The myth asserts that the two primary principles of manifestation — the environment and the mind — are merely potential and exist only in an epistemic sense, while actual being arises from their interaction.
Both the environment and the mind are viewed through their infinite diversity — as assemblages of worlds and the beings that inhabit them. The environment is the field where the mind is realized, and the mind is the formative force shaping the environment.
Two groups of beings — “free” and “ministering” — manifest this activity in two ways — through creation and preservation (and also through their opposites — destruction and destabilization). The creative forces of the cosmos, traditionally called gods, carry out the activities of creating, shaping, and preserving the objecthood of universes, while the dual angelic and demonic hierarchies maintain dynamic equilibrium among processes.
The human mind, occupying an “intermediate” position and serving as the point of greatest concentration and contact between the “spiritual” (psychocosmic) and the “material” (macrocosmic) aspects of reality, is capable of carrying out all mentioned activities: a person can be creator, shaper, preserver, and destroyer of the world.
Nevertheless, the vast majority of people do not realize their creative potential, taking part only in sustaining an already created worldview, reinforcing existing descriptions and established interactions.
It is clear that the creative faculty of the human mind, if not supported by discipline or a high level of awareness, can plunge the cosmos into chaos, as happens in the realm of dark dreams. Society uses many mechanisms to restrain this activity, which arise from human collectives, from egregores, and from the forces of the Interworld — Archons and Dreamkeepers.

Still, the creative energy of the human mind seeks an outlet, seeks ways to express itself, and manifests as art, fantasies, illuminations, and other manifestations of imagination.
Thus another aspect of the liminal existence of the human being arises — a balance between the uncontrolled outpouring of the creative energy of imagination and its suppression or repression into the shadow.

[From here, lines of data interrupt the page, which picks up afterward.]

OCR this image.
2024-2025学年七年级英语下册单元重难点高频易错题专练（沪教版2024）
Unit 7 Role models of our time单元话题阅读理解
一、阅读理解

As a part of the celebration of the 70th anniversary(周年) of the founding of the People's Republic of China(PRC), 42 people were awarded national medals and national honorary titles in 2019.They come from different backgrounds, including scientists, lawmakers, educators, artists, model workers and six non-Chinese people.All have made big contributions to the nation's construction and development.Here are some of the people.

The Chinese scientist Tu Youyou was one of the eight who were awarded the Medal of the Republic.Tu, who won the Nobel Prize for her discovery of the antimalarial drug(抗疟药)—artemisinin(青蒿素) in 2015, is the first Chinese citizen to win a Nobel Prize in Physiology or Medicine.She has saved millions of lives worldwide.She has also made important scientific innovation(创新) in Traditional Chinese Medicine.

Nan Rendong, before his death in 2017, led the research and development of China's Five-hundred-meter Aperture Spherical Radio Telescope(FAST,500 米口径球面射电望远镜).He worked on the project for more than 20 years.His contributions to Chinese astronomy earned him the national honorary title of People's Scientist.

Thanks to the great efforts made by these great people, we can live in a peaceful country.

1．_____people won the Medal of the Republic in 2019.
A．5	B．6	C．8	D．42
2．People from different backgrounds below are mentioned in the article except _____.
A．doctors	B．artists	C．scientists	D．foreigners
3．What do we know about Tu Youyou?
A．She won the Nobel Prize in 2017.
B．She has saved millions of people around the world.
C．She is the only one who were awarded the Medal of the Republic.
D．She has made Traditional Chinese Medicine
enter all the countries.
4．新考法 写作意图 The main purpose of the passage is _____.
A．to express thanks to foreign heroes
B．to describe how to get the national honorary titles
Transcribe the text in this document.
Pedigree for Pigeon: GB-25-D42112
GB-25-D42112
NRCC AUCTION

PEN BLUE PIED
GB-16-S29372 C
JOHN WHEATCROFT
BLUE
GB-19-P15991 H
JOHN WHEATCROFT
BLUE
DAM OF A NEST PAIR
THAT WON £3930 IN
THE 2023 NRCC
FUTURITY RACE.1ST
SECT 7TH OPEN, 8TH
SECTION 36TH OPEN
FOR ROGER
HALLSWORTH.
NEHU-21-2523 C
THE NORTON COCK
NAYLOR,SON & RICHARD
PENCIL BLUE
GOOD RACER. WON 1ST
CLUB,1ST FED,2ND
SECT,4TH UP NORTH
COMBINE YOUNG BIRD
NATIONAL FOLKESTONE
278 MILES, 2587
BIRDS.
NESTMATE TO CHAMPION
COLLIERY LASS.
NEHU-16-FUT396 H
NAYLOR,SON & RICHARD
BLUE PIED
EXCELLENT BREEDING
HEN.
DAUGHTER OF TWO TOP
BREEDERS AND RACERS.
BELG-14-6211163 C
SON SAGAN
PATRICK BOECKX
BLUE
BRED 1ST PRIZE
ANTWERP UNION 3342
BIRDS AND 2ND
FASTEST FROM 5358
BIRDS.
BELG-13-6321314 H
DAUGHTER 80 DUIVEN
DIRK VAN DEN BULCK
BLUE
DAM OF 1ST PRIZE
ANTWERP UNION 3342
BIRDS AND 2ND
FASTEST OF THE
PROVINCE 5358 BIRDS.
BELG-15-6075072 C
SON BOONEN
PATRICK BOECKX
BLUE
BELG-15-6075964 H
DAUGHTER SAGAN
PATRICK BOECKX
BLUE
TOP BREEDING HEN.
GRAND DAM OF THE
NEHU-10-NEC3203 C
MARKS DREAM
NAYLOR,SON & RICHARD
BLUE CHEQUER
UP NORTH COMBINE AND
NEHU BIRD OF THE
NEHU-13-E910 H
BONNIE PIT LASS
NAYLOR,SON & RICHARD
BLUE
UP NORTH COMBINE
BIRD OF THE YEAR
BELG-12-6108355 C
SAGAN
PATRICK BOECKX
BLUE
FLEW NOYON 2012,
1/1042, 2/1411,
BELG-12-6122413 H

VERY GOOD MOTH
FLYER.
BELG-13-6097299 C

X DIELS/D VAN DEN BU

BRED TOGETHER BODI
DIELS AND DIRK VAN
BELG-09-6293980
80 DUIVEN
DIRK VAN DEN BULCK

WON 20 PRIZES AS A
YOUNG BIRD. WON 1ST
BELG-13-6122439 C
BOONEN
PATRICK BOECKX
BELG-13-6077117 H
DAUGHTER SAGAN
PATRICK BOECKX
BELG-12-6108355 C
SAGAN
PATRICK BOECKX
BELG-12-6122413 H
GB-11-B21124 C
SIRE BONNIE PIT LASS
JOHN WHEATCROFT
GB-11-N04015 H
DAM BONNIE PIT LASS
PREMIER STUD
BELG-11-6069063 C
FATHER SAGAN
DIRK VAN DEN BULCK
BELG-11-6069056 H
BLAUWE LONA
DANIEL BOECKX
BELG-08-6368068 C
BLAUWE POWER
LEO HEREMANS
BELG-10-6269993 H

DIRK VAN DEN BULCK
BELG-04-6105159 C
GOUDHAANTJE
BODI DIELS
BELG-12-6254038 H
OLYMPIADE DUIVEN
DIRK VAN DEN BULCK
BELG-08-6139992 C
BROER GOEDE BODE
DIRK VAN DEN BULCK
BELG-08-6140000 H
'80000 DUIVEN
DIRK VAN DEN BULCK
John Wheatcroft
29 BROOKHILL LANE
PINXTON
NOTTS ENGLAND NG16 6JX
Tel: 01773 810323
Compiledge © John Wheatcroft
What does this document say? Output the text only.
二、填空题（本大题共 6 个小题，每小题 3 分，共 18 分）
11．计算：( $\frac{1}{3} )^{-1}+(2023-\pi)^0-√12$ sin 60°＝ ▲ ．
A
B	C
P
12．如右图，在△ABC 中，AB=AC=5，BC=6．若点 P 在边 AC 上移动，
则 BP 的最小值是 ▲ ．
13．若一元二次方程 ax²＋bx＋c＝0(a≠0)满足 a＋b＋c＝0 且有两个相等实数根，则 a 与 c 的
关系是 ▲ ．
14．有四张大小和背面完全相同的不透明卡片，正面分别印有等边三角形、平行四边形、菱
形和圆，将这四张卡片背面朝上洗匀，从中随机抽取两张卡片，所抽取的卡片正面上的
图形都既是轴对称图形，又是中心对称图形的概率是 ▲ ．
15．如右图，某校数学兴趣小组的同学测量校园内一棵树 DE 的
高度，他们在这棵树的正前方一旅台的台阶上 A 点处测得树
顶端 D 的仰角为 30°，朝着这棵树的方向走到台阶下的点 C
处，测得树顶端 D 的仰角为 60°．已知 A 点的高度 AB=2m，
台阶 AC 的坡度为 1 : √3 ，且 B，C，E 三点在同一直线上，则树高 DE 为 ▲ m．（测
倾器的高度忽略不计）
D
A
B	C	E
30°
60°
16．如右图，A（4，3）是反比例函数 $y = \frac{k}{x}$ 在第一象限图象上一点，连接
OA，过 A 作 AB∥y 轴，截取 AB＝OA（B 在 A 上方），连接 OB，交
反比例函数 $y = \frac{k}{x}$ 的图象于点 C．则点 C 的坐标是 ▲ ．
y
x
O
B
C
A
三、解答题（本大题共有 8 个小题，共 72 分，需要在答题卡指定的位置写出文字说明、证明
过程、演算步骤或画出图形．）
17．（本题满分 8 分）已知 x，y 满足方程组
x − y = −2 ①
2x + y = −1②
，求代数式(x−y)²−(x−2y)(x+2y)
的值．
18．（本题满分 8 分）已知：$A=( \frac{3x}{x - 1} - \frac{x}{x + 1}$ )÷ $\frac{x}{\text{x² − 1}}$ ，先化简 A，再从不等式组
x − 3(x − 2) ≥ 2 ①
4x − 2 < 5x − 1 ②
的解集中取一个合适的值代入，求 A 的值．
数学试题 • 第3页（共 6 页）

A shift toward the first pole can be destructive for the world, and toward the second — for the mind itself, and therefore the task of the developing human being is to tread this edge carefully.
The cultivation and direction of the creative energy of the mind is a driving force behind the development of the cosmos as a whole. In fact, we are surrounded by objects and processes generated by the minds of other people, not only by “divine” works. People whose creative imagination manages to shape or even create objects and processes are a rare but very powerful force for transforming reality. The emergence of such unique creators is always a powerful surge in the cosmos because, unlike the constraints of “necessity” and “regularities” that limit divine creative efforts, the human mind is free, and its works are often original, unconstrained, and spontaneous.
For the Magus, the activation, development, and control of this component of the mind is also one of the key tasks, especially at the higher levels of Adeptate and Mastery.
“Games of imagination,” magical visualizations and illuminations are means of awakening and harnessing such abilities. The ability to awaken a living imagination, to inspire it, and to direct it, is a crucial faculty that affects the evolution of both the psyche and the macrocosm. To underestimate this ability is to slip from the subjective role of creators of reality to the objective — merely its substrate.